Earlier this week, Oakland shipped Murphy (under contractual control for three more seasons) to the Braves as part of a three-team swap involving the Brewers. Go figure: Contreras' younger brother, catcher William Contreras, was sent to Milwaukee.

The Cubs are not focusing on trades right now, especially ones involving any top prospects, so free agency always seemed to be the more realistic avenue. Well, Vázquez then agreed to a three-year deal with the Twins, eliminating another ideal target for the North Siders.

Beyond the internal backup option in P.J. Higgins, there are still some shorter-term solutions available on the open market to pair with Cubs catcher Yan Gomes. The best available catcher heading into this week was Omar Narváez, but a source told MLB.com's Anthony DiComo on Thursday night that Narváez reached an agreement with the Mets.

Other free-agent catchers include Gary Sánchez, Tucker Barnhart and Austin Hedges, among others. The Cubs could also further explore what options exist on the trade market.

First base

The Cubs hoped to land free agent José Abreu, but that evaporated when the Astros gave the veteran a three-year contract early in the offseason. Chicago made an offer, but it did not match the length of the deal presented by the World Series champions.

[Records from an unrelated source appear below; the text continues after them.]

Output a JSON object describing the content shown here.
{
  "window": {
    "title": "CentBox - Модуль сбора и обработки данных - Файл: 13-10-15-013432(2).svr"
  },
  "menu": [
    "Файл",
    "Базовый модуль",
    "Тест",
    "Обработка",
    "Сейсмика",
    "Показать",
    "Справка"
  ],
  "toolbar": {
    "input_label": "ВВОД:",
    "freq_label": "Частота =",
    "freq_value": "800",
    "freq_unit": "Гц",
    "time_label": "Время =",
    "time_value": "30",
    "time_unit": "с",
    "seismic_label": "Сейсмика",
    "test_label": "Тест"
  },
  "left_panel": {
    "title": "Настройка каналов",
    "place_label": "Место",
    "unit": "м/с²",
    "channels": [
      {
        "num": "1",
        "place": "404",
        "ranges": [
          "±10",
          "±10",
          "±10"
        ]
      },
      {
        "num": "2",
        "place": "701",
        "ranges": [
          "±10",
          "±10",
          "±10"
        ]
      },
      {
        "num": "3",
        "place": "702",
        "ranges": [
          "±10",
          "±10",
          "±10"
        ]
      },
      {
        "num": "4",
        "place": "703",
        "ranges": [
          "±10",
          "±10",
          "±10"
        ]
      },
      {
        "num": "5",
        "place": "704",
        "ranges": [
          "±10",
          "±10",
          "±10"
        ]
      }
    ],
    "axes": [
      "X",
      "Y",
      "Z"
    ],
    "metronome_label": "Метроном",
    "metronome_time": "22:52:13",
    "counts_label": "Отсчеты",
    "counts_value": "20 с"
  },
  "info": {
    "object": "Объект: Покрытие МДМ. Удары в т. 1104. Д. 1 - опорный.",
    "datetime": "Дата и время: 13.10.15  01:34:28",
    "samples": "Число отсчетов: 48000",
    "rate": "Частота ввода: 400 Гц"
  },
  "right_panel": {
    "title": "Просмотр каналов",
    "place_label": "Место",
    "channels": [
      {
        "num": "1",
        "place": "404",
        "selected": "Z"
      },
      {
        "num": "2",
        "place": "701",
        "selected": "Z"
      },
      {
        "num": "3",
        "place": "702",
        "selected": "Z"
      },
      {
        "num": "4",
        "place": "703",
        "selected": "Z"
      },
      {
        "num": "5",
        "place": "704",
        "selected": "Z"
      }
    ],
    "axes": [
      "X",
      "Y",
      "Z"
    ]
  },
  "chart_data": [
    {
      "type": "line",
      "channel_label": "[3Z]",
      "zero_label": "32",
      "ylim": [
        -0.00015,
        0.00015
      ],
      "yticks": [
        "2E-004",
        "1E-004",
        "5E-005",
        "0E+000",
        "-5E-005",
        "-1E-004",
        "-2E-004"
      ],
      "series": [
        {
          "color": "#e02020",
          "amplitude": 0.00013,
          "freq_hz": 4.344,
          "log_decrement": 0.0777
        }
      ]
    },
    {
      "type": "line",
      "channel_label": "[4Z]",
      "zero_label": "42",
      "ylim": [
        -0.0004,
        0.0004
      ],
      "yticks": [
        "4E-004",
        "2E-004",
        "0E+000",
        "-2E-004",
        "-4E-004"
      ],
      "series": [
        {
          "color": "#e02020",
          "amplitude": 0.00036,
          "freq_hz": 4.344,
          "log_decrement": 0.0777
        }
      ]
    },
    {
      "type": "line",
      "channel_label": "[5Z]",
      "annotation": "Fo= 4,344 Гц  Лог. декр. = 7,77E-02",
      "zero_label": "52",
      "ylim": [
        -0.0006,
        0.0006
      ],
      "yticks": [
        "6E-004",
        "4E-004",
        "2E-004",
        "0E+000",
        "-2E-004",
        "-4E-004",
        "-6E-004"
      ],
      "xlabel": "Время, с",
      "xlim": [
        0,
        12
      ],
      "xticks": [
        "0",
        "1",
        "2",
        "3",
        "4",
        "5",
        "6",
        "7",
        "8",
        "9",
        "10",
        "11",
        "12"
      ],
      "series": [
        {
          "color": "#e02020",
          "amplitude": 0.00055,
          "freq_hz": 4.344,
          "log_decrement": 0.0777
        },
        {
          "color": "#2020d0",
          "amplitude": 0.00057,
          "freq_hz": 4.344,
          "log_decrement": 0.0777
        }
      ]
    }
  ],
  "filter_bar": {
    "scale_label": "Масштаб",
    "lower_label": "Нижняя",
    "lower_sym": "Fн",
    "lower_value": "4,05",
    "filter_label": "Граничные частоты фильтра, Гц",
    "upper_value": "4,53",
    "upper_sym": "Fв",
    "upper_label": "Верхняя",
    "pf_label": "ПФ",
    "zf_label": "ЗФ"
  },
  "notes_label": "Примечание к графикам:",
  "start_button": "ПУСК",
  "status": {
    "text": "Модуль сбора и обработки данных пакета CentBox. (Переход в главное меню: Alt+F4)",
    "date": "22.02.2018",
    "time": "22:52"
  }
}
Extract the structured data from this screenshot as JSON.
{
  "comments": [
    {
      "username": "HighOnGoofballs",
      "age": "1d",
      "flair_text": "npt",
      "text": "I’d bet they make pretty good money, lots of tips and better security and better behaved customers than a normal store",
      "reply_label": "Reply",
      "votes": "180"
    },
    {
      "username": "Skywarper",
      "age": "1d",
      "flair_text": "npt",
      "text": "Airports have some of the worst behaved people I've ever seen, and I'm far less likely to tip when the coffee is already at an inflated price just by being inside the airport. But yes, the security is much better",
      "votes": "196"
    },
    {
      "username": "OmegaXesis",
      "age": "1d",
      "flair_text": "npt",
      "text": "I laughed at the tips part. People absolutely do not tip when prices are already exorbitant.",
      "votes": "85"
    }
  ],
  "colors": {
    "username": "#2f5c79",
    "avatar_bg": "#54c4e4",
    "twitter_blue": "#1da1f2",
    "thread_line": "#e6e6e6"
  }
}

Another possible fit, switch-hitter Josh Bell, came off the board this week when he joined the Guardians on a two-year, $33 million deal. The Cubs agreed to a one-year deal with Cody Bellinger, who can help at first, but that is still a position where Chicago can look to add more offense.

As the Cubs continue to balance the expected arrival of slugging first-base prospect Matt Mervis next season, one fit could be veteran free agent Trey Mancini. The 30-year-old Mancini had his best year in 2019 (.899 OPS with 35 homers) and has been a plus defender. He also boasts similar splits against righties (.265/.330/.456) and lefties (.266/.331/.459) in the Majors.

Other possibilities on the open market include Brandon Drury, Wil Myers, Brandon Belt, Dominic Smith or Matt Carpenter. The Cubs could also explore some bats for the designated hitter role. Veteran J.D. Martinez is among the available names.